Renoldi then rushed up the stairs, and pausing at the door of his mistress's room, to collect his senses, entered gravely.
"There is somebody below waiting to see you," he said. "'Tis to tell you something about your daughters."
She rose up. "My daughters? What about them? They are not dead?"
He replied: "No; but a serious situation has arisen, which you alone can settle."
She did not wait to hear more, but rapidly descended the stairs.
Then, he sank down on a chair, greatly moved, and waited.
He waited a long long time. Then he heard angry voices below stairs, and made up his mind to go down.
Madame Poincot was standing up exasperated, just on the point of going away, while her husband had seized hold of her dress, exclaiming: "But remember that you are destroying our daughters, your daughters, our children!"
She answered stubbornly:
"I will not go back to you!"
Renoldi understood everything, came over to them in a state of great agitation, and gasped:
"What, does she refuse to go?"
She turned towards him, and, with a kind of shame-facedness, addressed him without any familiarity of tone, in the presence of her legitimate husband, said:
"Do you know what he asks me to do? He wants me to go back, and live under one roof with him!"
And she tittered with a profound disdain for this man, who was appealing to her almost on his knees.

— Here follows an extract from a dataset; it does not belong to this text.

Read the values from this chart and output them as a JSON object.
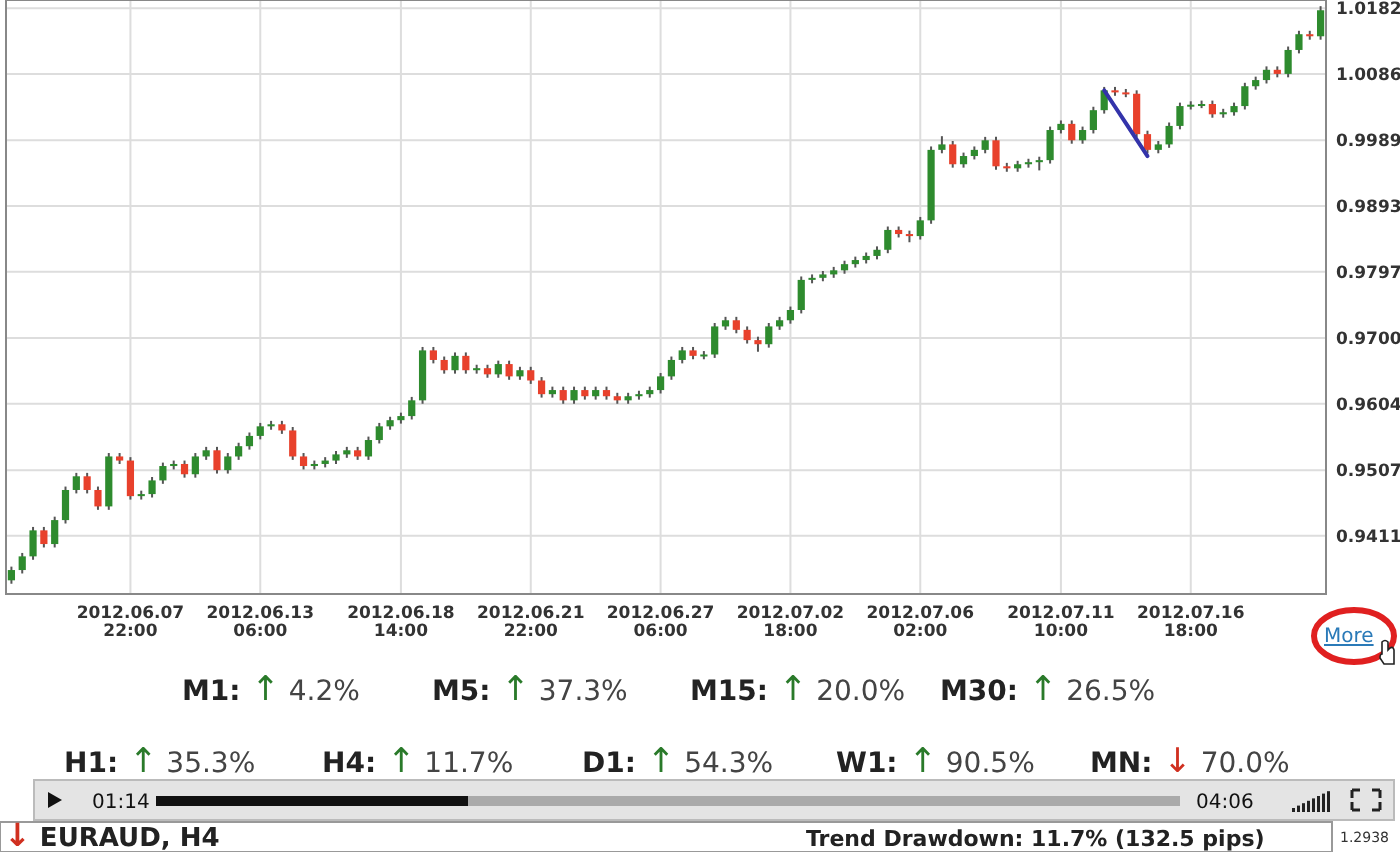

Then Renoldi, with the determination of a desperate man playing his last card, began talking to her in his turn, and pleaded the cause of the poor girls, the cause of the husband, his own cause. And when he stopped, trying to find some fresh argument, M. Poincot, at his wits' end, murmured, in the affectionate style in which he used to speak to her in days gone by:
"Look here, Delphine! Think of your daughters!"
Then she turned on both of them a glance of sovereign contempt, and, after that, flying with a bound towards the staircase, she flung at them these scornful words:
"You are a pair of wretches!"
Left alone, they gazed at each other for a moment, both equally crestfallen, equally crushed. M. Poincot picked up his hat, which had fallen down near where he sat, dusted off his knees the signs of kneeling on the floor, then raising both hands sorrowfully, while Renoldi was seeing him to the door, remarked with a parting bow:
"We are very unfortunate, Monsieur."
Then he walked away from the house with a heavy step.
NO QUARTER
The broad sunlight threw its burning rays on the fields, and under this shower of flame life burst forth in glowing vegetation from the earth. As far as the eye could see, the soil was green; and the sky was blue to the verge of the horizon. The Norman farms scattered through the plain seemed at a distance like little doors enclosed each in a circle of thin beech trees. Coming closer, on opening the worm-eaten stile, one fancied that he saw a giant garden, for all the old apple-trees, as knotted as the peasants, were in blossom. The weather-beaten black trunks, crooked, twisted, ranged along the enclosure, displayed beneath the sky their glittering domes, rosy and white. The sweet perfume of their blossoms mingled with the heavy odors of the open stables and with the fumes of the steaming dunghill, covered with hens and their chickens. It was midday. The family sat at dinner in the shadow of the pear-tree planted before the door – the father, the mother, the four children, the two maid-servants, and the three farm laborers. They scarcely uttered a word. Their fare consisted of soup and of a stew composed of potatoes mashed up in lard.
From time to time one of the maid-servants rose up and went to the cellar to fetch a pitcher of cider.
The husband, a big fellow of about forty, stared at a vine-tree, quite exposed to view, which stood close to the farm-house twining like a serpent under the shutters the entire length of the wall.